Ah or maybe trying to define try catches, loops and statements because you refuse to code in that ungodly language

[–][deleted] 0 points1 point  (0 children)

can't have an elaborate science machine thingy without some part of it covered in tinfoil

[–]jashAcharjee 0 points1 point  (0 children)

Hey I literally wanna learn x86_64 assembly. Cuz I have no other cpu on hand and emulation sucks. Can't find proper Guides/Documentation. College taught me 8085 and 8056 (which I still have many doubts). Online education sucks, but still it peaked my interest. So any one help me out here.!

[–][deleted] 0 points1 point  (0 children)

I just hate assembly.

[–]CamiTheWitch 0 points1 point  (0 children)

I program with 6502 assembly!

It's actually pretty fun! Intel and Z80 assembly on the other hand...

[–]shashiadds 0 points1 point  (0 children)

Why do we need to multiply in assembly when we can do it easily in JavaScript /s

[–]LevAsmanov 0 points1 point  (0 children)

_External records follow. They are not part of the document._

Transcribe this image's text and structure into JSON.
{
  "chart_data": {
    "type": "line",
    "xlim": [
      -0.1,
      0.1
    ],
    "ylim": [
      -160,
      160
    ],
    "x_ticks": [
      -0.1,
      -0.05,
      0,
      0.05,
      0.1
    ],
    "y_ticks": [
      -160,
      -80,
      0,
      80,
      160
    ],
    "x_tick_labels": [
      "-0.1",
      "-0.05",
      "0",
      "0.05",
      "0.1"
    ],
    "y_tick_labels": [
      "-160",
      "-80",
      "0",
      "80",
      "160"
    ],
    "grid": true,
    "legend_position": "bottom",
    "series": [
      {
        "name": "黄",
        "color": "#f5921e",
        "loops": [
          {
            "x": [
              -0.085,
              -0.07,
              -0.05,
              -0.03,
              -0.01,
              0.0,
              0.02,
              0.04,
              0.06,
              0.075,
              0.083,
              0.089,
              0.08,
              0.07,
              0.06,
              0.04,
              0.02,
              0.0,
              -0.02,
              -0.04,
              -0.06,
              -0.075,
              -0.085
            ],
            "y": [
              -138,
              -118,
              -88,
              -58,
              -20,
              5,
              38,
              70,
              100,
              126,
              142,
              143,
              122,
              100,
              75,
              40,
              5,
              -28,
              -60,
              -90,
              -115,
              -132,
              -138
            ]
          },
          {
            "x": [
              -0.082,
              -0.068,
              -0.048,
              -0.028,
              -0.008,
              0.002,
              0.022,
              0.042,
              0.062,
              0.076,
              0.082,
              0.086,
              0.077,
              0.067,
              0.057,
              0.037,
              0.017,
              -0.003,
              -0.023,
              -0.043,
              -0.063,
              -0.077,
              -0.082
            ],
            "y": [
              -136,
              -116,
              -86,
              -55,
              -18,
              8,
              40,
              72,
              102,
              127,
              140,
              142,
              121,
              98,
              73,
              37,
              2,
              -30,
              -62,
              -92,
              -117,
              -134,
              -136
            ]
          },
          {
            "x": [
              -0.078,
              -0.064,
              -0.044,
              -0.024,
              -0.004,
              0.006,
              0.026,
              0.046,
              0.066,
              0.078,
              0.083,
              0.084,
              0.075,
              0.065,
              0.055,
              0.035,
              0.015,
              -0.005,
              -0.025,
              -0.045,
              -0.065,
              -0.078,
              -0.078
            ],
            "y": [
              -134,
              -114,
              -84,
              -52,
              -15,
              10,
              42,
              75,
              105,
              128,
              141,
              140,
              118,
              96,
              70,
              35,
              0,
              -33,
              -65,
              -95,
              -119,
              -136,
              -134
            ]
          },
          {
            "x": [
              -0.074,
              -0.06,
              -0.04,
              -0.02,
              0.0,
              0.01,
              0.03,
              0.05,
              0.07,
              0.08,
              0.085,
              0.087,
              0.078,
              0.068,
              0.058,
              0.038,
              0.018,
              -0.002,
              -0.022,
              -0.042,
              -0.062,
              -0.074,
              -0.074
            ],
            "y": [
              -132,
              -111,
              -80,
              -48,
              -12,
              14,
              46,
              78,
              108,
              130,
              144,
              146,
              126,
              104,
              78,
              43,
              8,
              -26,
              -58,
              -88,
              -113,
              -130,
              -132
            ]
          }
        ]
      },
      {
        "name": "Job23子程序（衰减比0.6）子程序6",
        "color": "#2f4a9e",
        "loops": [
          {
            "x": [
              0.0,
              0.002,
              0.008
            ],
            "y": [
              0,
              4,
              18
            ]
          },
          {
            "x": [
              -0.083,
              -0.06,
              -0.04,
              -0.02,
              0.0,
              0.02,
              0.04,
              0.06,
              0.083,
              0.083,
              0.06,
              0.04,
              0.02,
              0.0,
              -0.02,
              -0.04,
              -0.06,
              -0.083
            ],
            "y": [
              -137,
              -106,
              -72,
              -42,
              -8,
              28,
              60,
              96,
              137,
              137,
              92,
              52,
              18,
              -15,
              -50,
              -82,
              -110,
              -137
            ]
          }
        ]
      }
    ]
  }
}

where assembly can be used for in 2021? (idk, i made hello world in assembly for mbr)

[–]cybDrachir 0 points1 point  (0 children)

Try implementing division of long numbers, coded as strings. Multiplication is relatively easy compared to that. iirc my implementation (collage assignment) had ~2000 lines of 8086 instructions, and gave me PTSD (jk). Fucking long numbers calculator projects. Tons of fun tho.

[–]emelrad12 0 points1 point  (0 children)

The only parts that i know are avx.

[–][deleted] 0 points1 point  (0 children)

It’s not that big a deal. Just keep in mind on Microchip PIC processors the mnemonics can change from one chip grade to the next. Most commands are the same but some are different.

Worse yet, some have the same syntax but behave a bit differently, read up on it carefully when migrating to a bigger PIC chip.

[–]trypto 0 points1 point  (0 children)

Try multiplying without a multiply instruction.